Le dernier point de cette section traitant de la qualité des données aborde les mécanismes de signalement ainsi que les leviers et freins à leur utilisation. Une réflexion est offerte sur l’application du Code criminel du Canada dans les situations de maltraitance; application qui reste tout de même souvent marginale si on la compare au nombre de cas estimés par années au pays. Si certaines personnes expertes consultées croient que le Code criminel répond bien aux situations de maltraitance nécessitant une intervention légale, d’autres pensent que l’ajout d’un article spécifique sur la maltraitance envers les personnes aînées au code est nécessaire et qu’il pourrait aider à rectifier la situation des connaissances sur le sujet. Les personnes expertes sont d’avis que le signalement obligatoire de la maltraitance est adéquat uniquement lorsque les personnes aînées sont sous mandat de protection ou vivent en milieux d’hébergement et de soins de longue durée. Chaque province a adopté des lois et politiques qui encadrent la lutte contre la maltraitance et, tout comme pour les définitions, une ample variation est observée. Cela sera un défi de trouver un mode de consignation qui permettra de comparer toutes ces sources de données entre elles.
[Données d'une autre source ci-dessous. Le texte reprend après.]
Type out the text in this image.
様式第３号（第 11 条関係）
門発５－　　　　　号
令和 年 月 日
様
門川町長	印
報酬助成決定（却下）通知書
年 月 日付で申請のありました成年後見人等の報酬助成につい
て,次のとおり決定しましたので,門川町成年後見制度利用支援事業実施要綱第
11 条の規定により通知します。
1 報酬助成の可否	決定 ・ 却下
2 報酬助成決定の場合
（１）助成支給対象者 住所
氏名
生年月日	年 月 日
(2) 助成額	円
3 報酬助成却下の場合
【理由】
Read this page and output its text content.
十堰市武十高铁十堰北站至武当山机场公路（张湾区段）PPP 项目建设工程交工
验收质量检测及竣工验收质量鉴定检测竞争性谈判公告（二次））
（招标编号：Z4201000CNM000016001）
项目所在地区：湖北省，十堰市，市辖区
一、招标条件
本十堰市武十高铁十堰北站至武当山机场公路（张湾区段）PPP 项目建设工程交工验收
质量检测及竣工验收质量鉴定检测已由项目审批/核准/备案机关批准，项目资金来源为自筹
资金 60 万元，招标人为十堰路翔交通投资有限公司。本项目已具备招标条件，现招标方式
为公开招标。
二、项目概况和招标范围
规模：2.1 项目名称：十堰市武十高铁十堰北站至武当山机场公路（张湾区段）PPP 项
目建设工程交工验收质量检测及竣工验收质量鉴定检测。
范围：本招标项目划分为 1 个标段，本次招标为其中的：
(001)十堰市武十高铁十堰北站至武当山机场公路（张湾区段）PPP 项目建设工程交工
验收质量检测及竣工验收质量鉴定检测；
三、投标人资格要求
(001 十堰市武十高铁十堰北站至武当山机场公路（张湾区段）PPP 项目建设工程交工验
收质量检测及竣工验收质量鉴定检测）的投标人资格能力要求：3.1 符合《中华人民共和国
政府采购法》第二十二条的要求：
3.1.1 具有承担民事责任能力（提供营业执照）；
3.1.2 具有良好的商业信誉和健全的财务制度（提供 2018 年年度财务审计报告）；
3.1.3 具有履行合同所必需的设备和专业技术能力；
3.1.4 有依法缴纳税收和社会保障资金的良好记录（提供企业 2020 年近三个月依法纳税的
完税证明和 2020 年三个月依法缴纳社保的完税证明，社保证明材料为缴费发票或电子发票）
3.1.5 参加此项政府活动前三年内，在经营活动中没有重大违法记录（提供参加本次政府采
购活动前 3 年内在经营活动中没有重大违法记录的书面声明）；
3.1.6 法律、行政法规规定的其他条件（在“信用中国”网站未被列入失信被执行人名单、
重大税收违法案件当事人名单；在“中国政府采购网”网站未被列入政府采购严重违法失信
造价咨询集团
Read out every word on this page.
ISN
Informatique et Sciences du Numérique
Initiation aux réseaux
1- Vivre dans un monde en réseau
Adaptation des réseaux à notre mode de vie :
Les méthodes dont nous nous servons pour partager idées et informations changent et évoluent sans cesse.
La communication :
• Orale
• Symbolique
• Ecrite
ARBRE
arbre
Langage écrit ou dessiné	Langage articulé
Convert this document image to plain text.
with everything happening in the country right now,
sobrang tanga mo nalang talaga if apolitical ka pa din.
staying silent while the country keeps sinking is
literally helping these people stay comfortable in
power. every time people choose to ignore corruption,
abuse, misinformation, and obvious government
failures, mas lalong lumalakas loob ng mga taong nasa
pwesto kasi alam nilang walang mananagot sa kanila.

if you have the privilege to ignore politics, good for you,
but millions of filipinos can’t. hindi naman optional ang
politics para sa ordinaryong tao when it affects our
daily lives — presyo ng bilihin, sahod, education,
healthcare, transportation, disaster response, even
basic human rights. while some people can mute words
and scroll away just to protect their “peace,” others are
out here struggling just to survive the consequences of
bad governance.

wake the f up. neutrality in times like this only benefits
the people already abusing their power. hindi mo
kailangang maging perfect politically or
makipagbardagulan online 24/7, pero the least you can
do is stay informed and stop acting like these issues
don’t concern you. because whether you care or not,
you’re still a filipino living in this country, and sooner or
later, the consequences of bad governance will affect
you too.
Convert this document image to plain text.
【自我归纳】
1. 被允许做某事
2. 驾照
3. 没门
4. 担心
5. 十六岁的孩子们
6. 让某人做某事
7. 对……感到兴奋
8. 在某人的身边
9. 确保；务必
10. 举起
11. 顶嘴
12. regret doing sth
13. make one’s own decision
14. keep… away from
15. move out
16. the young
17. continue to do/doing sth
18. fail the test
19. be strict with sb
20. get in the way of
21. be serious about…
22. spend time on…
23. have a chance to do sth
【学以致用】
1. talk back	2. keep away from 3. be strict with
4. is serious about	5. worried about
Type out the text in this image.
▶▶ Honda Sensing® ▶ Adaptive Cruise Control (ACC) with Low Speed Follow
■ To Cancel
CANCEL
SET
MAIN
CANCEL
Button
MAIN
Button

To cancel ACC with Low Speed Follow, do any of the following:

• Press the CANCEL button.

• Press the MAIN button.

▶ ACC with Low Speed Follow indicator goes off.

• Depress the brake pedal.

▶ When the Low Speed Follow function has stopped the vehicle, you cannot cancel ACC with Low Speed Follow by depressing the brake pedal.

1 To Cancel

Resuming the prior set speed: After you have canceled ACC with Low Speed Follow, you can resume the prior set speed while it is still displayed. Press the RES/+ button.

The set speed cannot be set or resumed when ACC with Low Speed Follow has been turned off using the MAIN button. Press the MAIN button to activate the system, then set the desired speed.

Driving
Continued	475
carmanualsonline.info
Finalement, les barrières que rencontrent les personnes intervenantes dans la reconnaissance de la maltraitance ainsi que les nombreux freins et leviers à la demande d’aide, au signalement et à la plainte que rencontrent les personnes aînées sont exposés en vue de mettre la lumière sur les défis d’obtenir des informations complètes et de qualité.

La dernière section énonce une série de propositions en vue de l’adoption d’une démarche pragmatique canadienne pour enrichir les collectes de données. Il est suggéré que le Canada s’inscrive en phase avec les cinq priorités émises en juin 2022 par l’OMS dans le cadre des travaux à mener pour la Décennie pour un vieillissement en bonne santé de l’ONU. Ces priorités sont : lutter contre l’âgisme; générer des données en plus grande quantité et de meilleure qualité sur la prévalence et les facteurs de risque et de protection; développer et intensifier la mise en place de solutions qui sont rentables en termes de coûts et de bénéfices; investir pour produire des données sur les coûts de la maltraitance et sur la mise en place de solutions rentables; et finalement, augmenter les fonds disponibles tant en recherche qu’en matière d’intervention (Traduction libre Organisation mondiale de la santé (OMS), 2022). Les propositions sont ensuite étoffées selon quatre autres rubriques : choix d’un terme, adoption d’une définition, données des études populationnelles et données administratives ou opérationnelles.